14

It all starts when she is fourteen. With an arranged marriage consented by her father, she leaves her home with a forty-year-old man.  At the age of fifteen, she drops out of the school to give birth. Her husband doesn’t even buy her a pair of shoes, because he wants to impede her social interactions by not letting her out of the house. Each day, while she takes care of the children and cleans the house according to the same old monotonous schedule, her husband keeps himself busy with getting drunk at a local bar. He comes home at 01.00 am, screaming unpurposefully without even being able to standing upright. He vents his anger by splitting his wife’s lip. Then he falls asleep on the couch in peace. As he falls asleep his wife sits on the floor with blood leaking out of her mouth and a tiny drop of tear at the corner of her eye. She ends her day with another scar and sheds her tears inside to her gut. She gets humiliated and deterred. She gets silenced. She adapts herself to this sick lifestyle and endures it for years. After years of lovelessness and maltreatment, at a time when she feels ashamed of the scars on her face and the woman she turned into, she tries to escape from this labyrinth of violence. But eventually, her husband finds out about her plans. He grabs a kitchen knife, stabs her 13 times, puts her in a plastic bag and dumps the bag outside.
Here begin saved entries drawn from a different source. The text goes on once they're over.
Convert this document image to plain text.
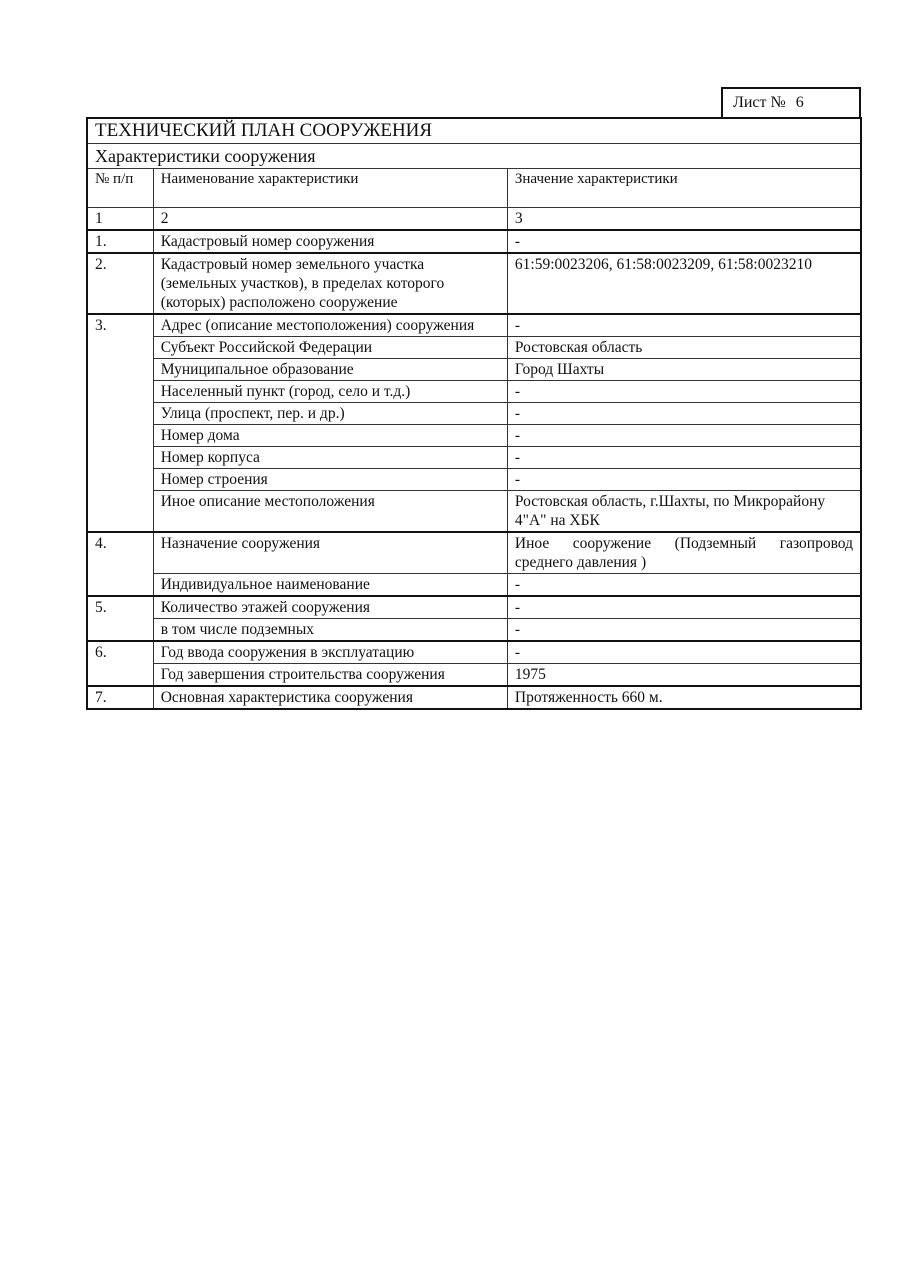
Лист № 6
ТЕХНИЧЕСКИЙ ПЛАН СООРУЖЕНИЯ		
Характеристики сооружения		
№ п/п	Наименование характеристики	Значение характеристики
1	2	3
1.	Кадастровый номер сооружения	-
2.	Кадастровый номер земельного участка (земельных участков), в пределах которого (которых) расположено сооружение	61:59:0023206, 61:58:0023209, 61:58:0023210
3.	Адрес (описание местоположения) сооружения	-
	Субъект Российской Федерации	Ростовская область
	Муниципальное образование	Город Шахты
	Населенный пункт (город, село и т.д.)	-
	Улица (проспект, пер. и др.)	-
	Номер дома	-
	Номер корпуса	-
	Номер строения	-
	Иное описание местоположения	Ростовская область, г.Шахты, по Микрорайону 4"А" на ХБК
4.	Назначение сооружения	Иное сооружение (Подземный газопровод среднего давления )
	Индивидуальное наименование	-
5.	Количество этажей сооружения	-
	в том числе подземных	-
6.	Год ввода сооружения в эксплуатацию	-
	Год завершения строительства сооружения	1975
7.	Основная характеристика сооружения	Протяженность 660 м.
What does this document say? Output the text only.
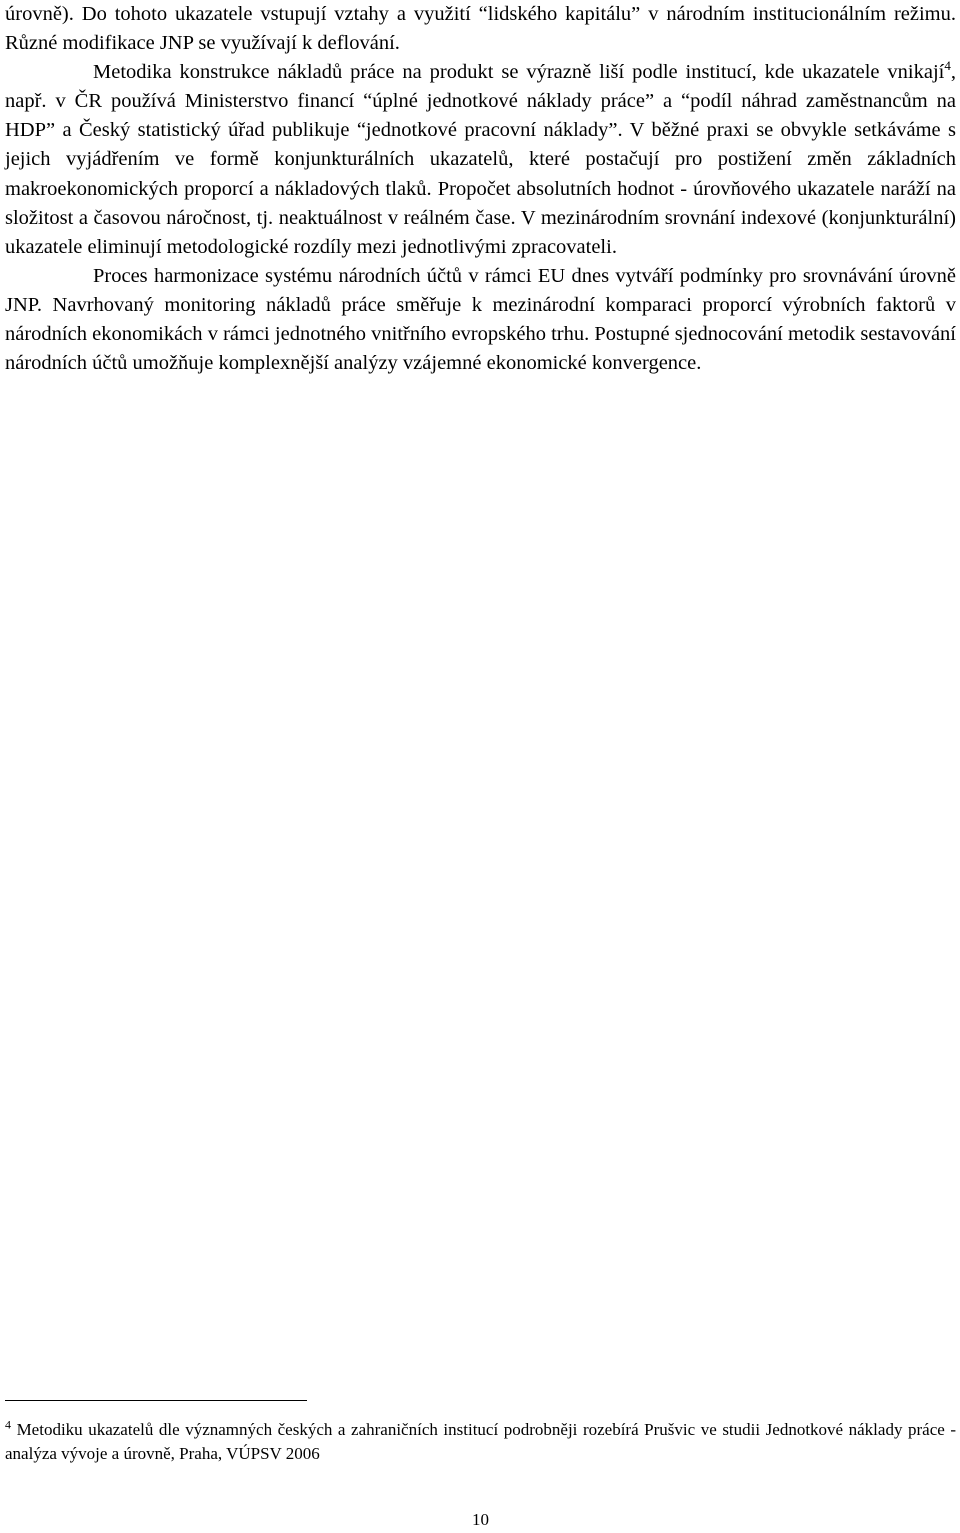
úrovně). Do tohoto ukazatele vstupují vztahy a využití “lidského kapitálu” v národním institucionálním režimu. Různé modifikace JNP se využívají k deflování.

Metodika konstrukce nákladů práce na produkt se výrazně liší podle institucí, kde ukazatele vnikají$^4$, např. v ČR používá Ministerstvo financí “úplné jednotkové náklady práce” a “podíl náhrad zaměstnancům na HDP” a Český statistický úřad publikuje “jednotkové pracovní náklady”. V běžné praxi se obvykle setkáváme s jejich vyjádřením ve formě konjunkturálních ukazatelů, které postačují pro postižení změn základních makroekonomických proporcí a nákladových tlaků. Propočet absolutních hodnot - úrovňového ukazatele naráží na složitost a časovou náročnost, tj. neaktuálnost v reálném čase. V mezinárodním srovnání indexové (konjunkturální) ukazatele eliminují metodologické rozdíly mezi jednotlivými zpracovateli.

Proces harmonizace systému národních účtů v rámci EU dnes vytváří podmínky pro srovnávání úrovně JNP. Navrhovaný monitoring nákladů práce směřuje k mezinárodní komparaci proporcí výrobních faktorů v národních ekonomikách v rámci jednotného vnitřního evropského trhu. Postupné sjednocování metodik sestavování národních účtů umožňuje komplexnější analýzy vzájemné ekonomické konvergence.

$^4$ Metodiku ukazatelů dle významných českých a zahraničních institucí podrobněji rozebírá Prušvic ve studii Jednotkové náklady práce - analýza vývoje a úrovně, Praha, VÚPSV 2006

10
Then he comes back home, lies on the couch and opens the television with an anxious but mostly relieved smile on his face. He quietly says to himself: “If she were to run away, what would the village think about me? ‘A man, who can’t even dispose a wife.’ I restored my honor.” A couple of weeks after his arrest, he goes to trial. He gets 5 years off for good behaviour and 3 years off for “reasonable motive”. On the 3rd year of his 17-year sentence, he is released on parole. Another hopeful girl marries him with a prearranged marriage. And this terrifying cycle repeats itself all over again.
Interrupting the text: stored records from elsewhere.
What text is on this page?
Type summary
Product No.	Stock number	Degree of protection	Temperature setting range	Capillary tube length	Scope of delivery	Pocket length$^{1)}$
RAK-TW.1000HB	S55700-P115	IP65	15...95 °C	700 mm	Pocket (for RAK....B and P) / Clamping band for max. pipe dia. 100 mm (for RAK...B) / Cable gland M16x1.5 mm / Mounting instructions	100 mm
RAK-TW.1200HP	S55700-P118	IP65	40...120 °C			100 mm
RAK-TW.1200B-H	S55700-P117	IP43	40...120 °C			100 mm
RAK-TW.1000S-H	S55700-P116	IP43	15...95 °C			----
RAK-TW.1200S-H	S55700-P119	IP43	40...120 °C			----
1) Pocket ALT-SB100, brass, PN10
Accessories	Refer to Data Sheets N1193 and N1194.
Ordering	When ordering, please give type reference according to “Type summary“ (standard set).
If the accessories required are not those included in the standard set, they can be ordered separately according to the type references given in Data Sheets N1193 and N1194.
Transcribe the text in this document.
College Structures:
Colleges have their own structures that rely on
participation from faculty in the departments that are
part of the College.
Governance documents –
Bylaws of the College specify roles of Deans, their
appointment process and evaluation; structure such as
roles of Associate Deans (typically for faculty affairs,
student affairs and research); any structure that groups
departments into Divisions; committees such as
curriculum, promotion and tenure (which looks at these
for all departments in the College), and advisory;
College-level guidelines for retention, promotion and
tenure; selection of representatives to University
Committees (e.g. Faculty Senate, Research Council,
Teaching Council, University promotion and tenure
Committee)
During the last 5 years, 1134 women are slaughtered by their husbands in Turkey. And it’s not just the violence that is perpetuated against women. Even in “better” situations, there are way too many instances of men seeing women as property of their own. That’s why they think they’re justified in treating women terribly. As a society, we don’t seem to give enough consideration to these incidents. Maybe it’s because we are so busy with all the “men’s issues”  -political problems, bombing attacks and martyr news- that the honor crimes stays at the background. Maybe we are so used to seeing front-page headlines such as “Man stabbed his wife to death” that we are numb against these news. Or maybe we just don’t know how to eliminate the disdain for women from our society, thus the only action we make our government take is to pass more laws protecting women rights. What no one realizes is that it’s not the laws that needs to get stricter in order to end this perpetual cycle. It’s notion of the society, which allows -more accurately, encourages- men to brutally murder their wives, if not, treat them badly under the title of  “saving their virtue”. It is the lack of self-confidence of women, who can’t raise their voices against the contempt they face, that should be changed. It can be done so, only by releasing the Turkish people from their religious and traditional ties that bind them to this obsolete honor code. The key element that will make Turkey achieve this goal is to educate our society in a way that makes us embrace the idea of “science and knowledge is more of a guide to us than religion and tradition is.” I know that because compared to very few chances given to women in our society, I’ve been given the chance to become educated.  I’ve been given the chance see men and women equally, and I’ve been given the chance to fight for this equality. That’s why I know that when we set free ourselves from the drawbacks of conservativeness, we will be able to raise women, who are not forced to become a woman at the age of fourteen, who are self-confident,  and who are not considered as a property, but as an individual.